Truck

Many years ago, three score and one, to be exact. End of summer. My grandmother’s house on Sherbrook St. Being sent outside to play in the backyard so the adults could set up a surprise birthday party for me. I wandered out the gate, as I had been wont to do, and discovered a small boy, my age, playing down the lane. He had a large, well-used metal toy dump truck of old. We ended up playing together immediately, having a great free time, putting dirt in and out of the truck, managing to dirty our clothes in the process, of course.

Something signalled it was time to go, likely my grandmother’s voice calling my name. I began to walk back, but he wanted to follow me with his truck. Every time I looked back, he was still behind me, carrying the truck, and we eventually entered the back door of the house.

Inside was noisy with unfamiliar kids (I had never seen before) in party clothes, a cake on the table, the usual birthday decorations–balloons and the like. There was visible, palpable awkwardness as my grandmother questioned who this other boy was, my new friend. She commented on his grubbiness–same as mine, I thought. It didn’t bother me. I was happy he was there, too, for the party. But it was pointed out that he needed a gift to attend the party, and so he handed me his truck. I suddenly had its hugeness on my lap, amazed and overwhelmed by what seemed like the best possible gift in the world.

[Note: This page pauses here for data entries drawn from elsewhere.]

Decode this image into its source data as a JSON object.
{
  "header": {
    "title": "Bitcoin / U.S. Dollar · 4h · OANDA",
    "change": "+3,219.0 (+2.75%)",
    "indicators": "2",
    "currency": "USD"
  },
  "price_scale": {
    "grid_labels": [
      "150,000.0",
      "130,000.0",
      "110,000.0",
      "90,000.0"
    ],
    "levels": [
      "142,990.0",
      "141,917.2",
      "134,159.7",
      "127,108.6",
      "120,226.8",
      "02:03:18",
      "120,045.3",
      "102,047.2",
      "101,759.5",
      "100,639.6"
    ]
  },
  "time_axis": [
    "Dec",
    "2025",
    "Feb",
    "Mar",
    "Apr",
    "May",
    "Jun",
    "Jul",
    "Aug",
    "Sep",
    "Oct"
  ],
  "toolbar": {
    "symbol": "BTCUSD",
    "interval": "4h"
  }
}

Then my grandmother curtly told him that the truck was old, dirty, and not suitable or good enough for admission to the event. The ragamuffin child was abruptly, and ignominiously escorted out, taking his truck with him. I truly did not want to see him go or be treated in that inexplicably harsh way. I believe I cried as the party tried to resume and all the other presents–much less impressive than his–were offered as new and better gifts of compensation.

My first remembered birthday. The boy I met down the lane. The one who wasn’t good enough to come to my party.

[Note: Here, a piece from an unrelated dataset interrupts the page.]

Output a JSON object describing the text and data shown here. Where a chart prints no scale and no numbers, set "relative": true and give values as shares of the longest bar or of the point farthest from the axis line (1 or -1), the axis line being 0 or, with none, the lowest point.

The first remembered gift of self. Torn away from me. The truck which made my three-year-old heart momentarily leap up with joy. My “Rosebud”. And my first lesson about social class. Katherine Mansfield’s “The Doll’s House”, Winnipeg ’50s. A little boy who wasn’t good enough to play with me, to be my friend, and who freely gave me his favorite toy of all. His most precious gift of self.

…………….

Today I wonder if he is still alive and if he, too, remembers this moment. How the rest of his day and life went. Whether he remembers the fun we had, and the boy he once befriended and gifted. And what gifts of self he himself may have later gone on to receive.